You may perform further cosmetic edits to the figure and/or table before they go to next step to save the output. The fields under the figure-edit panel should give you flexibility in modifying the appearance of the figure. You can also view the exact posterior-predictive p-values of each analysis for both statistics together under the table tab.

Posterior-predictive p-values table.

Figure 1.37: Posterior-predictive p-values table.

Step 3: Save output

Save figure or table output
Download figure and/or table.

Figure 1.38: Download figure and/or table.

At the end, when all the settings are complete, download the figure and/or the table under the desired format. The default figure/table name generated by PrioriTree indicates the type analysis and the selected posterior-predictive statistic (only for the figure as the table contains both statistics).

Save the simulated datasets
Download the simulated datasets.

Figure 1.39: Download the simulated datasets.

You can also download the posterior-predictive simulated datasets and summarize them in other ways (e.g., using alternative summary statistics other than the two provided by PrioriTree). For each analysis, PrioriTree simulates datasets (each of which contains state of every tip in the tree) and then writes them out as a single .tsv file, where each column indicates a tip (first row contains tip names as column names) while each row contains a simulated dataset (so the number of rows, after the first header row, is identical to the number of post-burnin samples of the corresponding analysis). When there are multiple analyses (replicates and/or under different prior models), PrioriTree will produce a zipped folder that contains all the .tsv files (where each .tsv file contains the simulated datasets for the corresponding analysis).
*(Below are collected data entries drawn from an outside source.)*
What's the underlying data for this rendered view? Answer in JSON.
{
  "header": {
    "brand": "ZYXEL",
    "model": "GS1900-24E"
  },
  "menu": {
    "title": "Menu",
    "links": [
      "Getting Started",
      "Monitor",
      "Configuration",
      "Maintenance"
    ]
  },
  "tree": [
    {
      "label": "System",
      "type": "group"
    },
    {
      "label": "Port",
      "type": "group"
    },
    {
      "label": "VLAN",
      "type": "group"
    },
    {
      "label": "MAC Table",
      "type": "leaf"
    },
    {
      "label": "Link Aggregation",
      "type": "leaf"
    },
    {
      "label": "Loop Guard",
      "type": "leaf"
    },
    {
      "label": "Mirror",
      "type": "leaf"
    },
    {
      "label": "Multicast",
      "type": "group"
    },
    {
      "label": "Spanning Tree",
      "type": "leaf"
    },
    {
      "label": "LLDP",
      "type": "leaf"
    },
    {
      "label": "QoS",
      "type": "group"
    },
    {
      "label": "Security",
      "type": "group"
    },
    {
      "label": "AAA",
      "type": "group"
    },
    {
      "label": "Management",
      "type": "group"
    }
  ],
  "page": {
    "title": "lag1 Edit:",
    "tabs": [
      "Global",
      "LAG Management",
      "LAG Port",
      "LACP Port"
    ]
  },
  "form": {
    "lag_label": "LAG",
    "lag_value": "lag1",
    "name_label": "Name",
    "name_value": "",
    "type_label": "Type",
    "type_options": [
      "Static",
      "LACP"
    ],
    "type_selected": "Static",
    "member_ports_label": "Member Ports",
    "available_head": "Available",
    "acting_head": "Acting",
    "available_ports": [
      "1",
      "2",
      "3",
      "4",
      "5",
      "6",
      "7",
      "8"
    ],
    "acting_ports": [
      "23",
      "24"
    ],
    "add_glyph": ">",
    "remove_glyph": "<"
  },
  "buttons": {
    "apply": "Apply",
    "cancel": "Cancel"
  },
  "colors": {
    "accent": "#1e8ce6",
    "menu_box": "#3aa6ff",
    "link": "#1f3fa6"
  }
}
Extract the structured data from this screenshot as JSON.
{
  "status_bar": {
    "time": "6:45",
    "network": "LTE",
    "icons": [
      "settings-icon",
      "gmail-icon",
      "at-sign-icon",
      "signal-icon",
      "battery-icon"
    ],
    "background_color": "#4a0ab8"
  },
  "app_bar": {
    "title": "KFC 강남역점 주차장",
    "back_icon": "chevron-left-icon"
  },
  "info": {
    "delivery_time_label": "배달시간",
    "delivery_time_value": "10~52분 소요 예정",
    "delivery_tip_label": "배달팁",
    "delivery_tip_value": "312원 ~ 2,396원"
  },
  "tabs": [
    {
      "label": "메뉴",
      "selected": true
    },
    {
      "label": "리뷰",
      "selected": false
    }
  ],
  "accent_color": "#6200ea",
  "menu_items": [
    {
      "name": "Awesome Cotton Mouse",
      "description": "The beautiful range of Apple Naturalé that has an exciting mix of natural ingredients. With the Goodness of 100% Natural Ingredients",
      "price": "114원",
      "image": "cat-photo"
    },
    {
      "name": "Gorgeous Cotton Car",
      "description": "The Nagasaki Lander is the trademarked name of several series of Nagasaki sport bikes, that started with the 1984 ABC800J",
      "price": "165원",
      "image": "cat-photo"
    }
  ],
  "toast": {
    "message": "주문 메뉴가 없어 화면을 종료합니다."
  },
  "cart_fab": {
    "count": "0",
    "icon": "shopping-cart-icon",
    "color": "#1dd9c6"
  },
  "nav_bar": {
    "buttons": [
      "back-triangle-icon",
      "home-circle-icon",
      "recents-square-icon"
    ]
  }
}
The name of each .tsv file contains the prior model name as well as the replicate id as part of its string, so that you can match them with the uploaded analysis files. An example zipped folder that contains the simulated datasets is available here.

References

Baele, Guy, Philippe Lemey, Trevor Bedford, Andrew Rambaut, Marc A Suchard, and Alexander V Alekseyenko. 2012. “Improving the Accuracy of Demographic and Molecular Clock Model Comparison While Accommodating Phylogenetic Uncertainty.” Molecular Biology and Evolution 29 (9): 2157–67.
Lartillot, N., and H. Philippe. 2006. “Computing Bayes Factors Using Theromodynamic Integration.” Systematic Biology 55: 195–207.
Xie, W., P. O. Lewis, Y. Fan, L. Kuo, and M.-H. Chen. 2011. “Improving Marginal Likelihood Estimation for Bayesian Phylogenetic Model Selection.” Systematic Biology 60: 150—160.